When your not battling, you're exploring, whether it be in the air, in a town, or in a dungeon. When in the air, you fly around in your ship, and look for Discoveries and such. In the towns, you just walk around and explore, that's it. And when in dungeons, you solve puzzles and fight monsters. Simple as that.
Skies of Arcadia is, hands-down, one of the most beautiful Dreamcast games to date. Though it might not be as "purty" as Shenmue, Skies certainly gets the job done. The animations in the battles are done superbly, and I often find myself wasting a lot of Spirit Points just to see Vyse's "Rain of Swords," for one. The special effects are very cool, and the ships just plain rock. The various dungeons are layed out nicely, and the overworld is nicely detailed. Also, the towns are full of life and splendor. Finally, the characters look very nice, and the bosses are well-designed. One last note: once you see Cupil, you will fall in love with the character designers for this game. Graphics are an A+ in my opinion.

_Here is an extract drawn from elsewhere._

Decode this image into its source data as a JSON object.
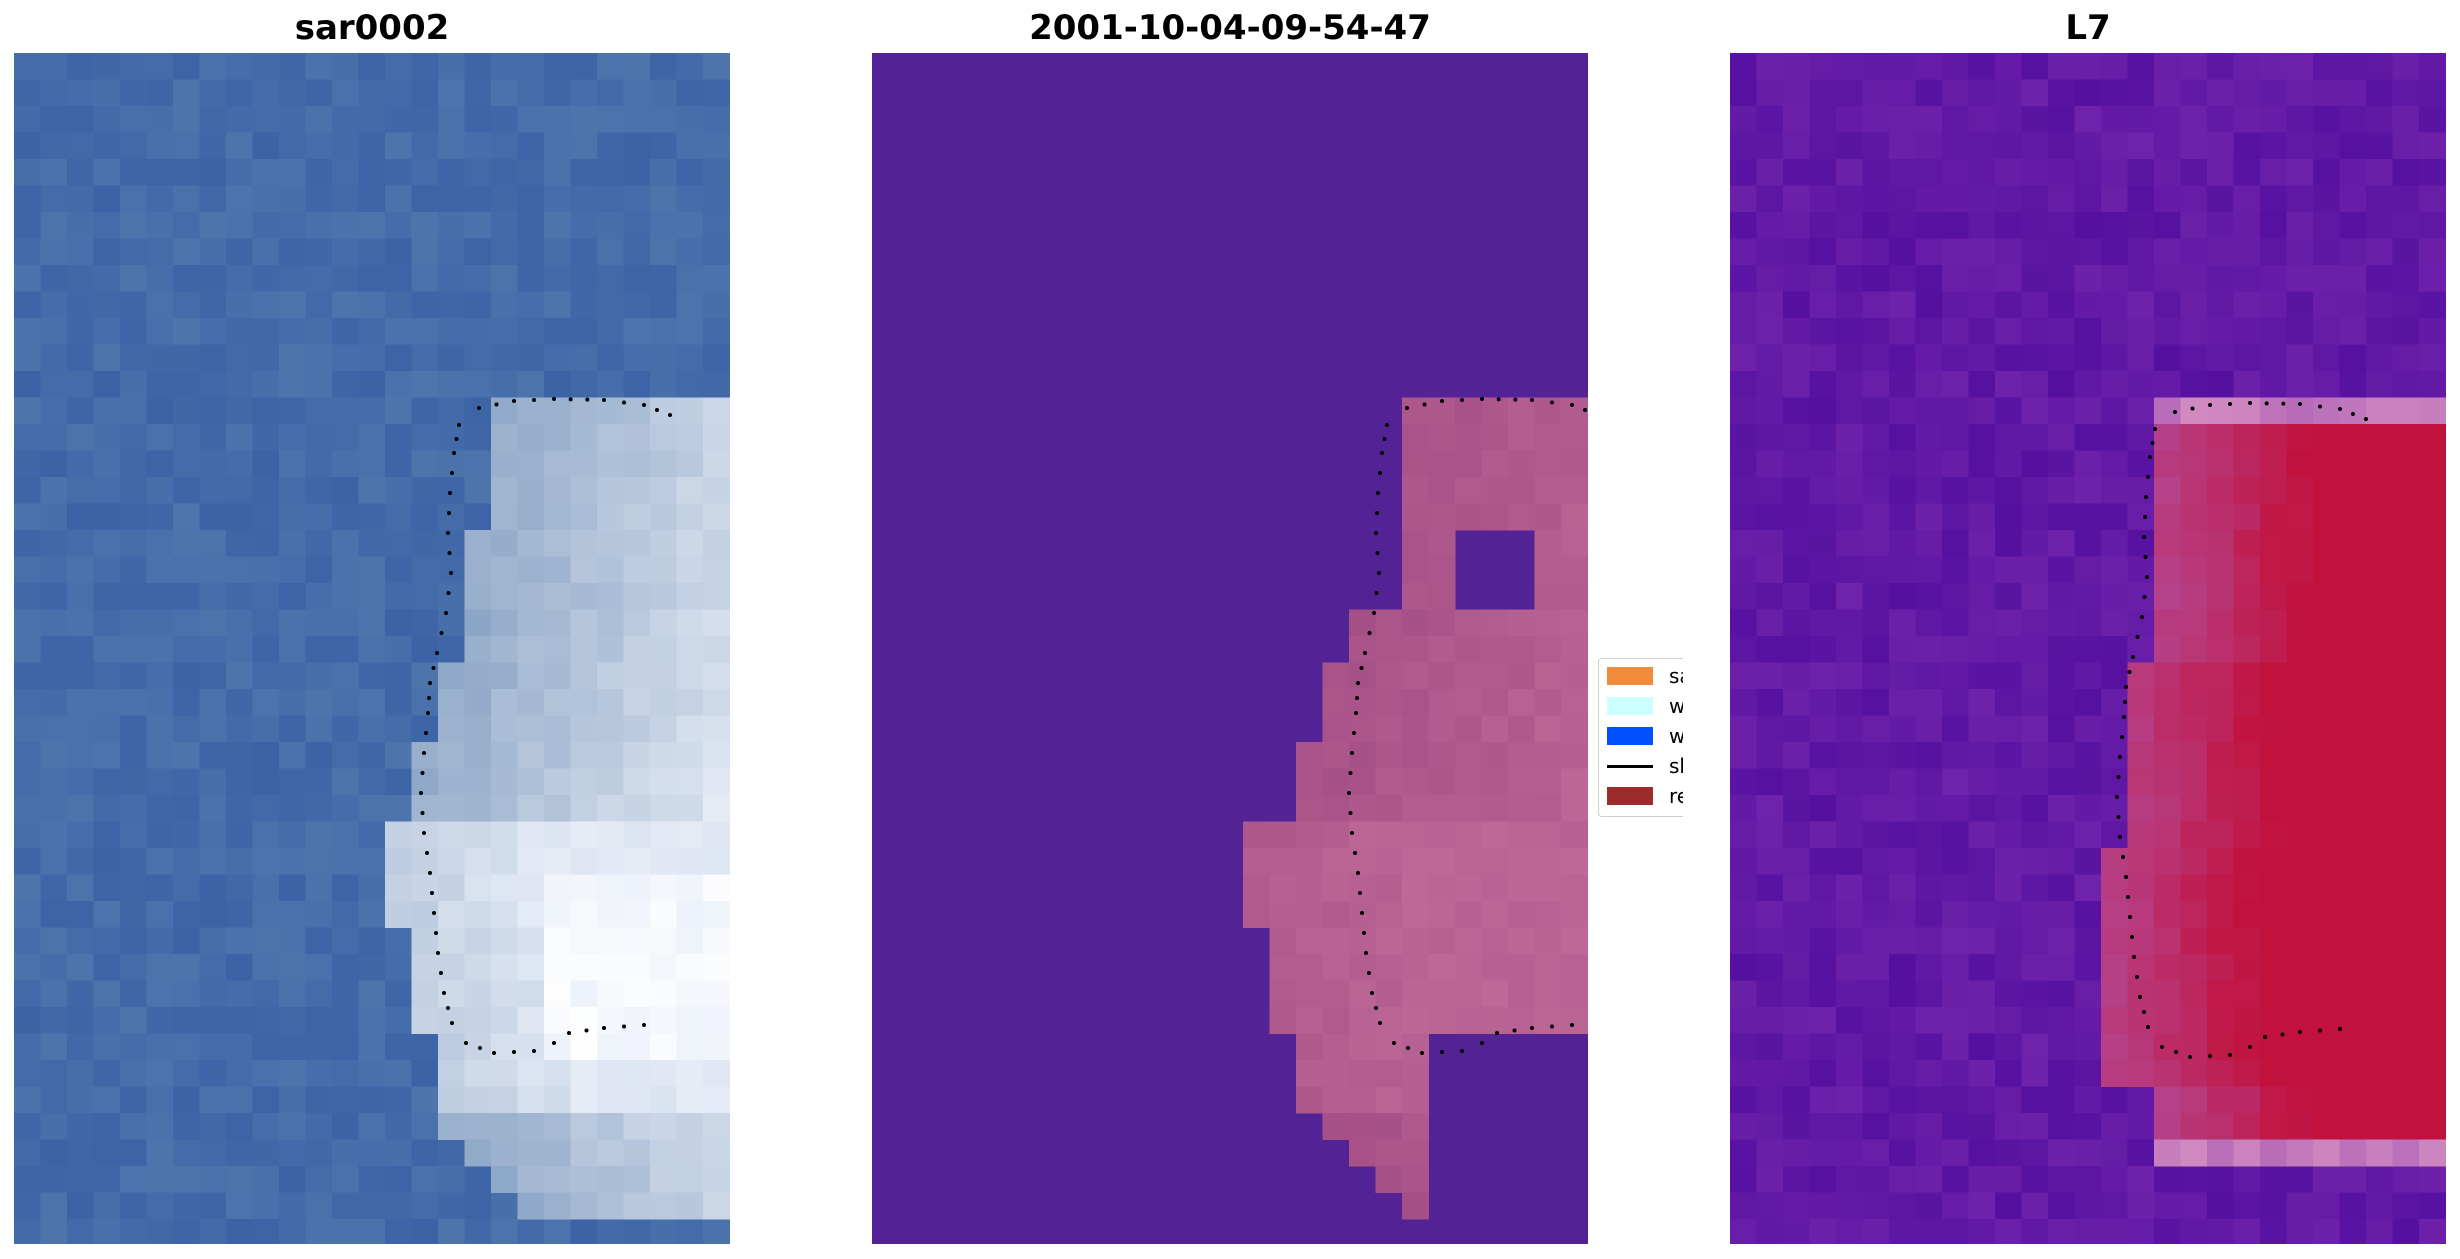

As for sound, the soundtrack is very well-done, and many of the music tracks are lively and imaginative. However, voices are limited to laughs, occasional phrases such as "Dispose of them," and character battle cries (which can get annoying, let me add) and victory phrases. I do not like the voice acting. However, for such a big game, it is no wonder that the developers opted for a text dialogue instead of voice acting. The sound effects are good, also, but could be better.
And, finally, the miscellaneous items. I highly recommend using a VMU for Skies, as there are neat Cupil animations on the screen while playing, and a useful mini-game for your enjoyment when you're not playing in 3D on your Dreamcast. Also, if ou don't have a Jump Pack, which I don't see any reason not to, I would get one. OverWorks did a great job using the Jump Pack to its advantage in Skies of Arcadia. Finally, be sure to have a lot of free time!
And so, this review is concluded. By now you should have a good idea of the mechanics of the game, maybe a little too good of an idea. Sorry for the long review, but there was a lot to talk about. And, if you want a simple recommendation, FOR GOD'S SAKES, THIS GAME RULES!!!! Ahem. Thank you.